The Vercel AI SDK is the fastest way to add AI to a Next.js app. It handles streaming, manages state on the client, supports tool calls, and works with any AI provider — including Claude. This guide covers everything you need to go from zero to a production-quality AI chat app with Next.js 15.
Why Vercel AI SDK
Before the SDK existed, adding streaming AI responses to Next.js meant manually handling SSE, parsing chunks, and managing loading state client-side. The SDK abstracts all of that:
streamText— streams a response from the model, handles tokens as they arriveuseChat— React hook that manages message history, input state, and streaming- Tool calls — define functions Claude can call, execute them server-side, feed results back
generateObject— get structured JSON output that matches a Zod schema- Provider-agnostic — swap between Claude, OpenAI, Mistral by changing one import
Setup
npm install ai @ai-sdk/anthropic zodSet your key:
# .env.local
ANTHROPIC_API_KEY=sk-ant-...Basic Streaming Chat
The API Route
Create app/api/chat/route.ts:
import { streamText } from 'ai'
import { anthropic } from '@ai-sdk/anthropic'
export async function POST(req: Request) {
const { messages } = await req.json()
const result = await streamText({
model: anthropic('claude-sonnet-4-6'),
system: 'You are a helpful assistant. Be concise and accurate.',
messages,
})
return result.toDataStreamResponse()
}That's it for the backend. toDataStreamResponse() returns the correct headers and body format that useChat expects.
The Chat Component
// components/Chat.tsx
'use client'
import { useChat } from 'ai/react'
import { useRef, useEffect } from 'react'
export function Chat() {
const { messages, input, handleInputChange, handleSubmit, isLoading, stop } = useChat({
api: '/api/chat',
})
const bottomRef = useRef<HTMLDivElement>(null)
useEffect(() => {
bottomRef.current?.scrollIntoView({ behavior: 'smooth' })
}, [messages])
return (
<div className="flex flex-col h-screen max-w-2xl mx-auto p-4">
<div className="flex-1 overflow-y-auto space-y-4 pb-4">
{messages.map((m) => (
<div
key={m.id}
className={`flex ${m.role === 'user' ? 'justify-end' : 'justify-start'}`}
>
<div
className={`rounded-2xl px-4 py-2 max-w-[80%] ${
m.role === 'user'
? 'bg-blue-600 text-white'
: 'bg-gray-100 text-gray-900'
}`}
>
{m.content}
</div>
</div>
))}
{isLoading && (
<div className="flex justify-start">
<div className="bg-gray-100 rounded-2xl px-4 py-2 text-gray-500">
Thinking...
</div>
</div>
)}
<div ref={bottomRef} />
</div>
<form onSubmit={handleSubmit} className="flex gap-2">
<input
value={input}
onChange={handleInputChange}
placeholder="Type a message..."
className="flex-1 rounded-xl border px-4 py-2 focus:outline-none focus:ring-2 focus:ring-blue-500"
disabled={isLoading}
/>
{isLoading ? (
<button
type="button"
onClick={stop}
className="rounded-xl bg-red-500 px-4 py-2 text-white"
>
Stop
</button>
) : (
<button
type="submit"
disabled={!input.trim()}
className="rounded-xl bg-blue-600 px-4 py-2 text-white disabled:opacity-50"
>
Send
</button>
)}
</form>
</div>
)
}Use it in a page:
// app/page.tsx
import { Chat } from '@/components/Chat'
export default function Home() {
return <Chat />
}Tool Calls
Tool calls are where the SDK really shines.
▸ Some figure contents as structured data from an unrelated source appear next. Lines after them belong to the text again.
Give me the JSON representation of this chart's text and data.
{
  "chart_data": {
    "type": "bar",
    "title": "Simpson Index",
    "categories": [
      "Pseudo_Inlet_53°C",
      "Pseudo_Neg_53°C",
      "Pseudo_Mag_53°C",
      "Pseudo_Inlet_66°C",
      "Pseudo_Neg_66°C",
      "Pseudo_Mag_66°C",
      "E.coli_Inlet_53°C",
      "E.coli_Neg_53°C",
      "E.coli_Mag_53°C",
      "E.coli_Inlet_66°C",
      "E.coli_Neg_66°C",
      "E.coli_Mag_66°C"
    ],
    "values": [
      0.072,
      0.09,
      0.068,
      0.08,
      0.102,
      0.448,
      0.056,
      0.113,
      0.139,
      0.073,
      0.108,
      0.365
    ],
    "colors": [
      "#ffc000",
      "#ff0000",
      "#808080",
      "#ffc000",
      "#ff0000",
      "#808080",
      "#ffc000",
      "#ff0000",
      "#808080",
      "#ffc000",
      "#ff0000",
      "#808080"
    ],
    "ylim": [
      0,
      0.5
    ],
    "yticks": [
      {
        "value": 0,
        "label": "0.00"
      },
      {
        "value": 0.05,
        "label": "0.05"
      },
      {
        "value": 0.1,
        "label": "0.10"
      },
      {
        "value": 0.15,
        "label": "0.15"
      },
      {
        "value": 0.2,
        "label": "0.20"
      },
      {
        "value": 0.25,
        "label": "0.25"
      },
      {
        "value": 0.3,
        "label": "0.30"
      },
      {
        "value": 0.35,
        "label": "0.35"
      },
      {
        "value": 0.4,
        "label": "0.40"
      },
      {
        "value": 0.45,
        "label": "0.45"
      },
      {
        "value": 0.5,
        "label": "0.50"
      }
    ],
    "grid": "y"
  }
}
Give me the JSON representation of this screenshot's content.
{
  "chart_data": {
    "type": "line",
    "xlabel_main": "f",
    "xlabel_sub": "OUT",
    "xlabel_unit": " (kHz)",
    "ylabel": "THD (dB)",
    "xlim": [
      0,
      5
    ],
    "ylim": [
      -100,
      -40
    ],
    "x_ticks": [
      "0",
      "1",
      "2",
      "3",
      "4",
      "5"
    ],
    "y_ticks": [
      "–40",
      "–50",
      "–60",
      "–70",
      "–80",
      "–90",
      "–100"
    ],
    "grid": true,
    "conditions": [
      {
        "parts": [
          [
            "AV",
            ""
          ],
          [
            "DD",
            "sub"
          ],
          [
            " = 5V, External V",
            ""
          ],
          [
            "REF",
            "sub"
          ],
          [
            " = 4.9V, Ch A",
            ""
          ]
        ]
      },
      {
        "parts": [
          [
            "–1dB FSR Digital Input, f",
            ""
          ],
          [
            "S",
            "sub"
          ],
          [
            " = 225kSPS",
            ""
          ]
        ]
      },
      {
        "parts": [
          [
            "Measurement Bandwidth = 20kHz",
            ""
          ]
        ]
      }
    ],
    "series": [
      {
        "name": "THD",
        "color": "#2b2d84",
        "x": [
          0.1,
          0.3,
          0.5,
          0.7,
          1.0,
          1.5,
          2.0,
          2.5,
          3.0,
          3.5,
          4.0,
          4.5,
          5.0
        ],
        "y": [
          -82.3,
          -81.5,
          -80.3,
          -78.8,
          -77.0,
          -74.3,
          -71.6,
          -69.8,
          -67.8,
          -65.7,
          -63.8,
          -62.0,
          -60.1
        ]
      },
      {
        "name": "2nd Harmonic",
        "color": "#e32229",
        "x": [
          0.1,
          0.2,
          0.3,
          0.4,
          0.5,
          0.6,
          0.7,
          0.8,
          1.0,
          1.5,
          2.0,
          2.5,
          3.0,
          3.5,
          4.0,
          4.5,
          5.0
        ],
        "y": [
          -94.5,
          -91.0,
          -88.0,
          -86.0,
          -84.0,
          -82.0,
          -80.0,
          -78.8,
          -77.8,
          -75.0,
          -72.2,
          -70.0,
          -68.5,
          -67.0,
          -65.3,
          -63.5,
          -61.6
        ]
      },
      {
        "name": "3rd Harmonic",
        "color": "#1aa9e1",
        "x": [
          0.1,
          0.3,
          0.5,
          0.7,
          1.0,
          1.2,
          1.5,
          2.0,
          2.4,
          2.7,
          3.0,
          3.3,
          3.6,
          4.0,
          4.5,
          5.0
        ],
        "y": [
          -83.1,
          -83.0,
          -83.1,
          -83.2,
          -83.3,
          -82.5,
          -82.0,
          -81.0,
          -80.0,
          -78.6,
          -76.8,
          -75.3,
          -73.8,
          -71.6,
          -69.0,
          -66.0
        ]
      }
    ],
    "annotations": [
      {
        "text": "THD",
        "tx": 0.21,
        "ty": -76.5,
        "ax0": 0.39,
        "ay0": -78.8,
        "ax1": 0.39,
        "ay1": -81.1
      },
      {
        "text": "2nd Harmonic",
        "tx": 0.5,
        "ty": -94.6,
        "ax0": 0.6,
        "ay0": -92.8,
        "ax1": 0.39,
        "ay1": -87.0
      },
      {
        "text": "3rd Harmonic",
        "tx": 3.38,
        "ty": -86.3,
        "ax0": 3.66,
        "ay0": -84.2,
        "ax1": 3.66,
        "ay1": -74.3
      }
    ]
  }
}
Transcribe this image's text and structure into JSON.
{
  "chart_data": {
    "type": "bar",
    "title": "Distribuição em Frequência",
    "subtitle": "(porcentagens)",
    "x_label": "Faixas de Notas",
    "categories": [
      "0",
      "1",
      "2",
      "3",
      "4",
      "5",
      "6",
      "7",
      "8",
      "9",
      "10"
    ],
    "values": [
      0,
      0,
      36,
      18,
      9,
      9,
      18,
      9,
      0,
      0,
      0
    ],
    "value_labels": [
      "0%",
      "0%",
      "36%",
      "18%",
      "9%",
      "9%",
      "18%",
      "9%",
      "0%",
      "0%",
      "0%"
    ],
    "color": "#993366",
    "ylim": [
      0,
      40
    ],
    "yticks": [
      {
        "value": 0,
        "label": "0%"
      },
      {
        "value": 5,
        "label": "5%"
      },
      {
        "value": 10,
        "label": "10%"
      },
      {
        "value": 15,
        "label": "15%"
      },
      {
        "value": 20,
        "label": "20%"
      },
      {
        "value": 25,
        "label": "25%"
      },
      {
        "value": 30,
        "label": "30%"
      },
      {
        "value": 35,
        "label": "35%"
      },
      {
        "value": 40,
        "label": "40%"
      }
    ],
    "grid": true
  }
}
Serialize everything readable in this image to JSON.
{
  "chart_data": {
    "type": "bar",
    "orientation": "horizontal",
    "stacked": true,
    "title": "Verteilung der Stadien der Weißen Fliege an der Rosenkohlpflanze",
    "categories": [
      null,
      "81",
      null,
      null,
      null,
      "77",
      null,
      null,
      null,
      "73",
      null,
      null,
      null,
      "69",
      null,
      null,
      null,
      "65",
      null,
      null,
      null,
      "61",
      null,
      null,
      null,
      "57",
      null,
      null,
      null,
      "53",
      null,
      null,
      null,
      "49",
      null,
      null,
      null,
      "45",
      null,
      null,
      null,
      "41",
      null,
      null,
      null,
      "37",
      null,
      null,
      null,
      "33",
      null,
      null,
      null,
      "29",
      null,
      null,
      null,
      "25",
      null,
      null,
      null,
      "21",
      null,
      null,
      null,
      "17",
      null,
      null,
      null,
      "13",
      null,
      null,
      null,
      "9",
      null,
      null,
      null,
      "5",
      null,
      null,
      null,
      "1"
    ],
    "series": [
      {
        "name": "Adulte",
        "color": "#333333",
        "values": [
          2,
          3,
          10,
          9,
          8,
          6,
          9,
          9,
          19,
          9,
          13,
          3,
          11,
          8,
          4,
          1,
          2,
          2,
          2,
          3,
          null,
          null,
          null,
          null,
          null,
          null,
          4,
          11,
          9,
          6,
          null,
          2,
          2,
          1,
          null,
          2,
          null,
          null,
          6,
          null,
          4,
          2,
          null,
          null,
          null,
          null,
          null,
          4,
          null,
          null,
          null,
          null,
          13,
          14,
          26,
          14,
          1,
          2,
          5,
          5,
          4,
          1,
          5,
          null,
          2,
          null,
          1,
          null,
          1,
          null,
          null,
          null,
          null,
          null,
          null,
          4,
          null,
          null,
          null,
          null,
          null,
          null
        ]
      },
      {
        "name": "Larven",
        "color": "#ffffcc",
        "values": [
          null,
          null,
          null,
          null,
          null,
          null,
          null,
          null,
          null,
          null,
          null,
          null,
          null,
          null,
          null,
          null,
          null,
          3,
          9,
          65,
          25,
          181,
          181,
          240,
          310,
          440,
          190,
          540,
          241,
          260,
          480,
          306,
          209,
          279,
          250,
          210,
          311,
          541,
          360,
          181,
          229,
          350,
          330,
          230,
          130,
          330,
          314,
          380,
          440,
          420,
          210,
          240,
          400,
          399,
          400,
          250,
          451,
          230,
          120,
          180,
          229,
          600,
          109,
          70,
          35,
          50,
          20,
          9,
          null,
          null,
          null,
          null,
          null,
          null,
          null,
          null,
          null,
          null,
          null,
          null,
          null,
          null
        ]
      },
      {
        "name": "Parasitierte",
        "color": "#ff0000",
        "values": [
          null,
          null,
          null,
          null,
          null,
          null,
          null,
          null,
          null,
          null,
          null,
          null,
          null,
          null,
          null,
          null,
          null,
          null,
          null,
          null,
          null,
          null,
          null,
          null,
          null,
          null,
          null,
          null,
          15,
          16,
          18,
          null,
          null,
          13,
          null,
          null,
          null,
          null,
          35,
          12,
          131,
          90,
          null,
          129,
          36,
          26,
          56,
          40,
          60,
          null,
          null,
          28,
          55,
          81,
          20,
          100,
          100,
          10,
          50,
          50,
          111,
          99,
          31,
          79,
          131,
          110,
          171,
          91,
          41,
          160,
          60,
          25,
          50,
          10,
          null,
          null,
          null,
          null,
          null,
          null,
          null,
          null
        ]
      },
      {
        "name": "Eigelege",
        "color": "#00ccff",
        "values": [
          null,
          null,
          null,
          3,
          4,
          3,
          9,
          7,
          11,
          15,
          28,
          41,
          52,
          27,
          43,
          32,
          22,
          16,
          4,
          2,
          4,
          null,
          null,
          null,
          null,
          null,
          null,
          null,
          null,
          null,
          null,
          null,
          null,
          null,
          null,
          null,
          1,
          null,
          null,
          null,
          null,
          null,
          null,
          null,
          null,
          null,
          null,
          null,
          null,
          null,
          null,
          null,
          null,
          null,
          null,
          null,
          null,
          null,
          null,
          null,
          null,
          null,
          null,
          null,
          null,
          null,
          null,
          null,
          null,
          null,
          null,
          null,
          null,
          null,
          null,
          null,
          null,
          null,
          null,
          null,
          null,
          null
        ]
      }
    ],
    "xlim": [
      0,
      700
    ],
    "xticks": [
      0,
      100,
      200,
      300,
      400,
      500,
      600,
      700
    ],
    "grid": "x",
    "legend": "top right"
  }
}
Claude decides when to call your functions, executes them, and incorporates the results — all within the same streaming response.
Define Tools
// app/api/chat/route.ts
import { streamText, tool } from 'ai'
import { anthropic } from '@ai-sdk/anthropic'
import { z } from 'zod'
export async function POST(req: Request) {
const { messages } = await req.json()
const result = await streamText({
model: anthropic('claude-sonnet-4-6'),
messages,
tools: {
getWeather: tool({
description: 'Get the current weather for a city',
parameters: z.object({
city: z.string().describe('The city name'),
unit: z.enum(['celsius', 'fahrenheit']).default('celsius'),
}),
execute: async ({ city, unit }) => {
// In production, call a real weather API
return {
city,
temperature: unit === 'celsius' ? 18 : 64,
condition: 'partly cloudy',
humidity: 65,
}
},
}),
searchWeb: tool({
description: 'Search the web for recent information',
parameters: z.object({
query: z.string().describe('The search query'),
}),
execute: async ({ query }) => {
// In production, call a search API (Brave, Tavily, etc.)
return {
results: [`Result for: ${query}`],
}
},
}),
},
maxSteps: 5, // allow up to 5 tool call rounds
})
return result.toDataStreamResponse()
}maxSteps lets the model call multiple tools in sequence. Without it, the response stops after the first tool call.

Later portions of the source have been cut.